I almost never did homework. I was a C student. And no one complained.
My parents worked hard their entire adult lives. They both had middle-class aspirations and wanted their children to have the kinds of things their parents were unable to give them. Now, in retirement, my parents have time and only a little bit of money for leisure. As I write this they are on their second trip in two months to Arizona. I know they felt at least a little bit guilty about deciding to go on this trip. They have rarely spent time or money this way despite the fact that their children have been grown and gone from home many years now.
I haven’t even begun yet to really sit with, let alone write about, all of the ways my parents — my incredibly loving, incredibly smart, perfectly imperfect parents — sacrificed their own selves, their own dreams and desires, and the ways that our working-class circumstances largely account for that. It’s a story I hope to understand and write someday.

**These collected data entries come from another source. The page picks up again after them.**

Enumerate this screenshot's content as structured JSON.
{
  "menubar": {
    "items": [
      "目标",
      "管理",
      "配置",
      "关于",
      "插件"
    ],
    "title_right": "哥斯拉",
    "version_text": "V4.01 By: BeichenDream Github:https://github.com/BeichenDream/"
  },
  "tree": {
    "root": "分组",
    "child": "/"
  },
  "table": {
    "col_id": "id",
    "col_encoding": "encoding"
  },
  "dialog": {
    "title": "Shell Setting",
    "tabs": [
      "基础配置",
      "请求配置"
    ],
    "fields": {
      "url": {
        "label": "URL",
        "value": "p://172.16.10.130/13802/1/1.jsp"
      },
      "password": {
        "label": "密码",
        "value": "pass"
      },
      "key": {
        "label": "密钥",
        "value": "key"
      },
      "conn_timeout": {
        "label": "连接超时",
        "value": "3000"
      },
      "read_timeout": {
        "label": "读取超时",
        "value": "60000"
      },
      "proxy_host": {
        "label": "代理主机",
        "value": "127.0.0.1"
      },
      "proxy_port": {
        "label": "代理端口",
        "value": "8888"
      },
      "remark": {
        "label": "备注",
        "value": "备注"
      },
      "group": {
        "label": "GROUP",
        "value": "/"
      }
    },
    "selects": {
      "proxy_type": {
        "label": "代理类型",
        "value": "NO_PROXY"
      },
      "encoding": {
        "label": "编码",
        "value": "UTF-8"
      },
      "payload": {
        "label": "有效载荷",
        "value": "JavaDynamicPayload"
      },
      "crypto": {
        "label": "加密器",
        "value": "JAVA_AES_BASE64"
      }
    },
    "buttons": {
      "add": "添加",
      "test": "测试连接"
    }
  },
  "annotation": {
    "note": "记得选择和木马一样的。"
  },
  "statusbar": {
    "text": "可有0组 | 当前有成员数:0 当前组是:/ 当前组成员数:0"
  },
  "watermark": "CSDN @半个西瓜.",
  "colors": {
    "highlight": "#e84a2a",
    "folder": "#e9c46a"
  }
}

For now, my parents taking this second trip in two months to Arizona makes me incredibly happy. I love thinking of them finally getting the chance to do something fun — something just for them. Something that many of my friends’ parents have always done — go on vacation.
Have you ever asked yourself: who has time for leisure? Who gets the privilege of leisure? This is something middle class people take for granted.
The working class know: A coffee break, or better yet a cigarette break, because you get to go outside — these things feel like stolen moments of leisure when you can only dream of taking a vacation. They feel like stolen moments of leisure in any ordinary day when you’re expected to work from the time your feet hit the floor until the moment your head hits the pillow.
I can count on one hand the number of vacations my family took when I was growing up. We camped. Tents each year, until the last vacation I remember taking where we finally upgraded and stayed at a campground with cabins.
But never a hotel. Hotels would have definitely been seen as the pinnacle of luxury or leisure when I was a kid. To some extent, I still see it this way. I didn’t stay with my parents in a hotel until I was in college and we were making the long-haul road trip across Pennsylvania, Ohio, Indiana, Illinois — to bring me to college — college, a place my parents never got to go.
So much here that remains to be said: How racism, white supremacy, and evangelical Christianity all factor in to my story and the story of my white, working-class family. How, like Audre Lorde said, “poetry is not a luxury” and yet how working-class people are taught to see the act of writing or any art done by working class people as frivolous and self-absorbed. How there is a working-class expectation that no one likes their jobs — that jobs are not meant to be fulfilling or enjoyable, but that we’re supposed to do them and be grateful they let us put food on the table. How many of us have struggled to overcome this mindset, and have tried even to bridge the chasm between work and art and to not pass this onto our children even though the work of making art so seldom puts money in the bank. How sad it is that my frustrations as a parent probably have more to do with my own exhaustion and lack of resources than they do with anything the kids themselves are actually doing.
Last night, collapsing into bed, I slept instantly and hard. But sleep was brief. We are all tired this morning and I don’t remember my dreams. Just before the alarm, it was more image than dream, words floating across corners of my mind — I saw this: #latecapitalism. Can you believe it? My sleeping brain just hashtags now. I guess, who has time to dream?